The last day of Frieze New York was a grueling one.
“I can’t drink anymore champagne,” a man, clad entirely in black, said on the ferry to Randall’s Island as one of the last stragglers to the fair. “Then again, ask me in an hour.” The noon Water Taxi had filled up with the last dead-enders of Frieze week, latecoming out-of-towners, plus a few people who simply had Monday off and hoped to catch the fair, which ended yesterday at 6 p.m.
“These are good problems to have,” the man concluded as he stepped off the ferry. It was a popular sentiment after the week’s explosion of fairs, parties, and openings: more than one weary and well-dressed person strolling through the tent could be overheard complaining (or boasting), “I’m exhausted.” And no wonder: many of them had seen the fair week through from Wednesday night's “Orange Friezes” at the MoMA PS1 kick-off party to Sunday day-drinking on the Roberta’s patio at Frieze. A Barbara Kruger ironically greeted those walking in the North entrance, jeering in giant white block letters “YOU LOOK GOOD.” Suddenly those punchy, text-based works seemed more urgent—and sobering.
A Gardar Eide Einarsson at Maureen Paley read in similar block text “ARCHITECTURE OF TOMORROW” under a loudly rippling tent (whose Twitter handle "@FriezeTent" saw a revival over the weekend from last year). Those manning the booths, who had been frantically running around on Thursday with iPhones and iPads ablaze, mostly sat back and watched the lower traffic stroll by. Some works could be better enjoyed without the buzz. The girl delivering the monologue of Tino Sehgal’s Ann Lee at Marian Goodman had been hard to hear over the din of Thursday’s crowds, but Monday’s calm allowed for easier viewing. Doug Aitken’s ART (white) at 303 Gallery spelled out the word in shattered glass—a good reflection of how many fairgoers felt.
In the early afternoon, New Museum curator Jenny Moore and Dominic Molon, chief curator at the Contemporary Art Museum St. Louis, spoke at “When the Past Isn’t Past,” a Frieze Talk addressing the way recent exhibitions have been “packaging” the not-so-distant past. “You’ll have to bear with me with my somewhat muddled voice and brain,” Molon began. “Too much cheap beer and cheaper conversation.” He addressed his museum’s upcoming exhibition “Space Is the Place,” calling it a conscious effort not to be hemmed in by the fashionable “decade-ism” described by moderator Dan Fox of Frieze magazine.
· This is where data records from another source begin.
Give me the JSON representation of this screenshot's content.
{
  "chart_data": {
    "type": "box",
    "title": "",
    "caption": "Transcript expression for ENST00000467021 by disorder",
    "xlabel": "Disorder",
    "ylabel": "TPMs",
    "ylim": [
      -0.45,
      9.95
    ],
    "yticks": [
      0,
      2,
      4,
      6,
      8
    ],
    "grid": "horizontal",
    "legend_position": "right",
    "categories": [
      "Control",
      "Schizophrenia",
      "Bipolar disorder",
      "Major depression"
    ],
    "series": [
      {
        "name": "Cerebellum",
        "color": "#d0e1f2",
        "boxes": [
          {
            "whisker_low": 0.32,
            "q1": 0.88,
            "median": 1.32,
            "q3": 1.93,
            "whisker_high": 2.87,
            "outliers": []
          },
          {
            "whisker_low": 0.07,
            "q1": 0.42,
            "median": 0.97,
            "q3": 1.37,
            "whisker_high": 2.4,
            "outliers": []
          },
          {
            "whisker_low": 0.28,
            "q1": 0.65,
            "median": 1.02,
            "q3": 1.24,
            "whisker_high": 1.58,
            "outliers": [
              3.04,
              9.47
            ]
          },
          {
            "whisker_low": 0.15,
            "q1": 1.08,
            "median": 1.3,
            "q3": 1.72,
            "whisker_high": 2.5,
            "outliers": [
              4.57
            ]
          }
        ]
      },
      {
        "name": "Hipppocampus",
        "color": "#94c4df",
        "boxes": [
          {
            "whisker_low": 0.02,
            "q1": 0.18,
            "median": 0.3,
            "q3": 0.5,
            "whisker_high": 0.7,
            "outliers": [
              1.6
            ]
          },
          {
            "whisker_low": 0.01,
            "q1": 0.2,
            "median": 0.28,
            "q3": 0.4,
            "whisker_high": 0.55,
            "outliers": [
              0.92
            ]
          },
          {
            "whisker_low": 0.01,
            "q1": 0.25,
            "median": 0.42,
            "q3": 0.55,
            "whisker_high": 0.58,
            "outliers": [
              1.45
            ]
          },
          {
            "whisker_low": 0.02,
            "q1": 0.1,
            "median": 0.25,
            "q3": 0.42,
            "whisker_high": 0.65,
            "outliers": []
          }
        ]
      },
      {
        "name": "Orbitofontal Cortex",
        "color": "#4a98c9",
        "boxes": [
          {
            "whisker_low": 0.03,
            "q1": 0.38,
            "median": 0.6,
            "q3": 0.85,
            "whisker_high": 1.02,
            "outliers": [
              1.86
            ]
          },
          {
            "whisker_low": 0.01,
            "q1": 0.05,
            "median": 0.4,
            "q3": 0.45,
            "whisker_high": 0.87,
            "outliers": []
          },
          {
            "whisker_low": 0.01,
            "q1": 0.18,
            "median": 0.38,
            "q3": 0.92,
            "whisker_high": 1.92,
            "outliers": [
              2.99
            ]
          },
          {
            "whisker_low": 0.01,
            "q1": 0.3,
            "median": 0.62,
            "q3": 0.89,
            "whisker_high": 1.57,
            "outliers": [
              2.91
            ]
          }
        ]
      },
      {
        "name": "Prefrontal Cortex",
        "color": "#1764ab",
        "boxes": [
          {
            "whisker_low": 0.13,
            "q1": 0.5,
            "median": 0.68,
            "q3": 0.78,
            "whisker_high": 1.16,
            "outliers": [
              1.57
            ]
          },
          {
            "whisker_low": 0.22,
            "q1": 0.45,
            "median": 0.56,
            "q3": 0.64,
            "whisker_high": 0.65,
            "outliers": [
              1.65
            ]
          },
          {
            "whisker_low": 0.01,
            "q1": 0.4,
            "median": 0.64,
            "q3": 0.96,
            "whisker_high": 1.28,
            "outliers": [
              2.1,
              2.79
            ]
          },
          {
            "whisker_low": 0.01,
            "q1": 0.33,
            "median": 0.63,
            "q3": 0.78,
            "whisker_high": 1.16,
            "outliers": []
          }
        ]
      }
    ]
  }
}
But it was the New Museum’s “1993: Experimental Jet Set, Trash and No Star” exhibition, showing until May 26, that defined the conversation—pinpointing historical year just before the craving for authenticity became stylized, according to Moore, and the underground went mainstream. Both Moore and Molon questioned whether the glut of the market and the hunger for new art to sell has caused a closer re-reading of the old and overlooked. “There are so many more exhibitions now,” Moore said. “For every decade show there are 15 different other exhibitions about some other aspect of contemporary art.”
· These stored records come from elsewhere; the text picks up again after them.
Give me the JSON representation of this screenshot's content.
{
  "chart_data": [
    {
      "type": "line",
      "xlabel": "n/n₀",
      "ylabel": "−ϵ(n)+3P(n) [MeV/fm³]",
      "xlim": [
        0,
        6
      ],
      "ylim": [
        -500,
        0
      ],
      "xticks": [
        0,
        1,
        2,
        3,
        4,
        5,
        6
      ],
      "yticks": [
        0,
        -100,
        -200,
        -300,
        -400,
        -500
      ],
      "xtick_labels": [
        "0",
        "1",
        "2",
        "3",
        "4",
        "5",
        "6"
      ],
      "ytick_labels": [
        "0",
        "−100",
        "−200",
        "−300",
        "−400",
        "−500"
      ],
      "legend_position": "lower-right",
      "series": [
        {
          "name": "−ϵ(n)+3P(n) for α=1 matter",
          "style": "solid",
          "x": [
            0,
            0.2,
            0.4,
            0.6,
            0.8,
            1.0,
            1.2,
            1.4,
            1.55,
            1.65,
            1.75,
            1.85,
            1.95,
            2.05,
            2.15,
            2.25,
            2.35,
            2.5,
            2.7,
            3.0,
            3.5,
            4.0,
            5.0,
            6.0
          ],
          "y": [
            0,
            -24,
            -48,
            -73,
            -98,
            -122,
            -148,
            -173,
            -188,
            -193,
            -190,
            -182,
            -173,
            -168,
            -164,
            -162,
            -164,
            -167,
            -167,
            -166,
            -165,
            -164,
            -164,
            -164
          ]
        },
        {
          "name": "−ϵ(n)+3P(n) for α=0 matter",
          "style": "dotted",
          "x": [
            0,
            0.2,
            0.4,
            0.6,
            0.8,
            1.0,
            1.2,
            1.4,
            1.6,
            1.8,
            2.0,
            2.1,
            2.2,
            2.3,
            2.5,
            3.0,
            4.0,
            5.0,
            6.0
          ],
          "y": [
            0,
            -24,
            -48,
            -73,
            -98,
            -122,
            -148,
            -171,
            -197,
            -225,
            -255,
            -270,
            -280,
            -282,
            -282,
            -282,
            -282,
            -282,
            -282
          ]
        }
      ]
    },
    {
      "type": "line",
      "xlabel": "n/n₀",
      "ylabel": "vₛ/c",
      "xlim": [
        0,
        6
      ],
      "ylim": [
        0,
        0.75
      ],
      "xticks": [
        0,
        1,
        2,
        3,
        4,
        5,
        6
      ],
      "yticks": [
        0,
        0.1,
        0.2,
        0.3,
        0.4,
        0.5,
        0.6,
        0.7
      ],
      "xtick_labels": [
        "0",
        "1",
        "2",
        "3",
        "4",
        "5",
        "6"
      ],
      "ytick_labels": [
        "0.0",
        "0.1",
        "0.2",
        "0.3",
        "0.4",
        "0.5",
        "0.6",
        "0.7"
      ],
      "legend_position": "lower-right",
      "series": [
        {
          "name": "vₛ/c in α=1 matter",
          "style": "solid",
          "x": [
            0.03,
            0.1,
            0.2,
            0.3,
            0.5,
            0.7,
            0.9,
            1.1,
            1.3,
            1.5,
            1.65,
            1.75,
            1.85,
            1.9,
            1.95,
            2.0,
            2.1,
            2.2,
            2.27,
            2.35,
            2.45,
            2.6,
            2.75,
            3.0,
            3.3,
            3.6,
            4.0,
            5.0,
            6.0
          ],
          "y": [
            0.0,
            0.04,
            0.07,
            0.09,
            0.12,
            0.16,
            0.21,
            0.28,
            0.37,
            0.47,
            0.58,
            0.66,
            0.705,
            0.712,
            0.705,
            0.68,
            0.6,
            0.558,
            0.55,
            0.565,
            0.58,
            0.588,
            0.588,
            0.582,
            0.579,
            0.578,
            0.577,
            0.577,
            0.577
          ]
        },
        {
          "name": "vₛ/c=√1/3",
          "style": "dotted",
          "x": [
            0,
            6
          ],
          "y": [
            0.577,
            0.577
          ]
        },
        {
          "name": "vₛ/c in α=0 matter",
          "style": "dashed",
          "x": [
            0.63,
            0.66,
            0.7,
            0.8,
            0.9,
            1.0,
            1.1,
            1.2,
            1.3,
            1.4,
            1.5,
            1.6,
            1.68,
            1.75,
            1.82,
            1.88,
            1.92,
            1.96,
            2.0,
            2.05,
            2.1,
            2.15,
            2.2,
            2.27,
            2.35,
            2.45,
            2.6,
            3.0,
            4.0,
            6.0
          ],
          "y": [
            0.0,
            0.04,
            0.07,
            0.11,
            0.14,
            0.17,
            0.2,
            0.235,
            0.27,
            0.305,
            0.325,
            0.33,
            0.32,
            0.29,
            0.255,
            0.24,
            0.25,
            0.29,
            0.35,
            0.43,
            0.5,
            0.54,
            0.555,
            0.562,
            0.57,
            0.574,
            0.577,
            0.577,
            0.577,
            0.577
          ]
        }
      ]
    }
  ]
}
On the opposite side of the fair, FOOD was serving a one-day-only tribute Gordon Matta-Clark’s original “Bone Menu” of oxtail soup, salad, and carrot juice. Meanwhile at Mission Chinese, grungy green-haired cashiers handed out the last few Kung Pao pastramis to a soundtrack blaring the likes of Oasis’s “Wonderwall.” In fact, after the weekend’s confusion and sleeplessness, I forgot my wallet at a table there at about 5 p.m.– just in time to realize once off the bus and back in Manhattan that I’d probably lost it to that giant white tent for good.